Maybe the most unlikely thing that Barack Obama has accomplished in the past few months is that he's made infra-structure sexy. O.K., not sexy, but at least a hot topic. Rebuilding scuffed and threadbare roads and bridges all around the U.S. is an Obama priority. The recent stimulus package contained $8 billion to develop new intercity high-speed rail lines.
But the biggest single chunk of infra-structure in the U.S. is the interstate highway system, more than 47,000 miles (76,000 km) of multilane roadways connecting every major American city. And people who spend time envisioning improved systems for energy and transit have ideas for the interstates that go far beyond fresh asphalt and new guard-rails. They've been talking up ways in which the big roads could become the backbone of a larger network of railways and broadband cables and even a new, more efficient electrical power grid.
The construction of the interstate highway system, which Congress authorized in 1956, was one of the great can-do enterprises of the post-World War II era, the largest public-works project in history. But now the interstates look like a vast monument to the law of unintended consequences. They turned out to be the great enabler of America's car culture and the fossil-fuel consumption that goes with it. And by making it possible to live far from where you work, they were the key element in the phenomenon of suburban sprawl.
So can the big roads be remade into something better than 47,000 miles of temptation? This is where the new thinking about a highway/light-rail/power-grid nexus comes in. The first great advantage of the interstates is that they represent an established right of way. The government owns the road-beds and adjacent land, so rail and power lines can be laid down without the need to purchase more land. "Right of way is a precious resource," says Representative Earl Blumenauer, an Oregon Democrat who has become a point person in Congress on infrastructure issues. "It's been developed over centuries at great cost. It's strategically located and immediately available."
And it's already being put to use in some places. In the new expansion of the Portland Light Rail system in Oregon, the trains run alongside the road.

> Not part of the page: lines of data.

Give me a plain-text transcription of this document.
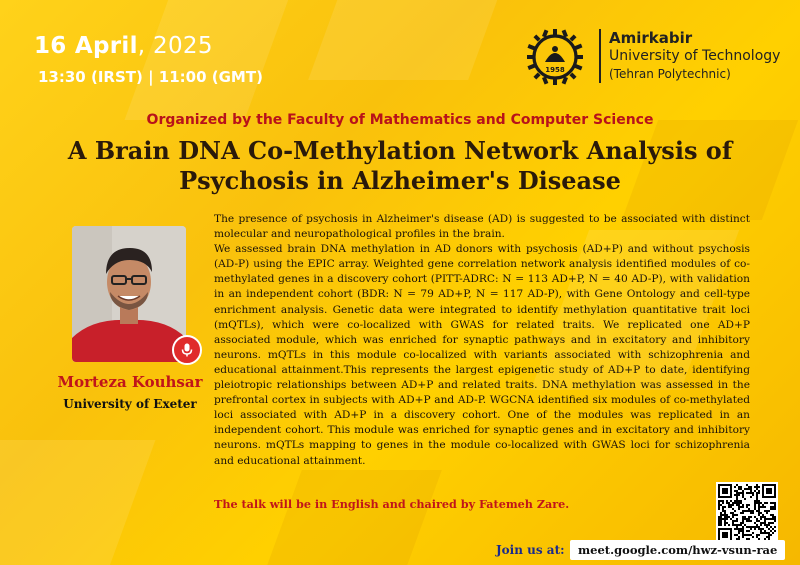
16 April, 2025
13:30 (IRST) | 11:00 (GMT)	1958
Amirkabir
University of Technology
(Tehran Polytechnic)
Organized by the Faculty of Mathematics and Computer Science
A Brain DNA Co-Methylation Network Analysis of
Psychosis in Alzheimer's Disease
Morteza Kouhsar
University of Exeter

The presence of psychosis in Alzheimer's disease (AD) is suggested to be associated with distinct molecular and neuropathological profiles in the brain.

We assessed brain DNA methylation in AD donors with psychosis (AD+P) and without psychosis (AD-P) using the EPIC array. Weighted gene correlation network analysis identified modules of co-methylated genes in a discovery cohort (PITT-ADRC: N = 113 AD+P, N = 40 AD-P), with validation in an independent cohort (BDR: N = 79 AD+P, N = 117 AD-P), with Gene Ontology and cell-type enrichment analysis. Genetic data were integrated to identify methylation quantitative trait loci (mQTLs), which were co-localized with GWAS for related traits. We replicated one AD+P associated module, which was enriched for synaptic pathways and in excitatory and inhibitory neurons. mQTLs in this module co-localized with variants associated with schizophrenia and educational attainment.This represents the largest epigenetic study of AD+P to date, identifying pleiotropic relationships between AD+P and related traits. DNA methylation was assessed in the prefrontal cortex in subjects with AD+P and AD-P. WGCNA identified six modules of co-methylated loci associated with AD+P in a discovery cohort. One of the modules was replicated in an independent cohort. This module was enriched for synaptic genes and in excitatory and inhibitory neurons. mQTLs mapping to genes in the module co-localized with GWAS loci for schizophrenia and educational attainment.

The talk will be in English and chaired by Fatemeh Zare.
Join us at:	meet.google.com/hwz-vsun-rae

And in Portland some stretches of that road are also being equipped with solar panels to power the roadside lights. But maybe the most audacious idea comes from the Al Gore-affiliated Repower America, a clean-energy advocacy group. Highways could be one of the routes for the new, more efficient electrical power grid that Repower advocates. And that grid would be available for battery-powered and hybrid vehicles to draw from and even sell surplus power back to. Envision a system in which you drive to a light-rail station along the interstate, plug into a smart grid at the parking lot and ride the train to work while your car recharges.
But making these ideas work will require an unusual degree of coordination among states, regions and regulatory bodies. "There's one group of people looking at highways," says Shelley Poticha, president of Reconnecting America, a mass-transit advocacy group. "There's another looking at passenger rail and a different group looking at freight." She thinks the solution is a bipartisan federal commission "like the commission that oversaw military-base closings, so that we can have a strategy for the highways." It was, after all, one great federal effort that built the interstates. Maybe it can be another one that rebuilds them.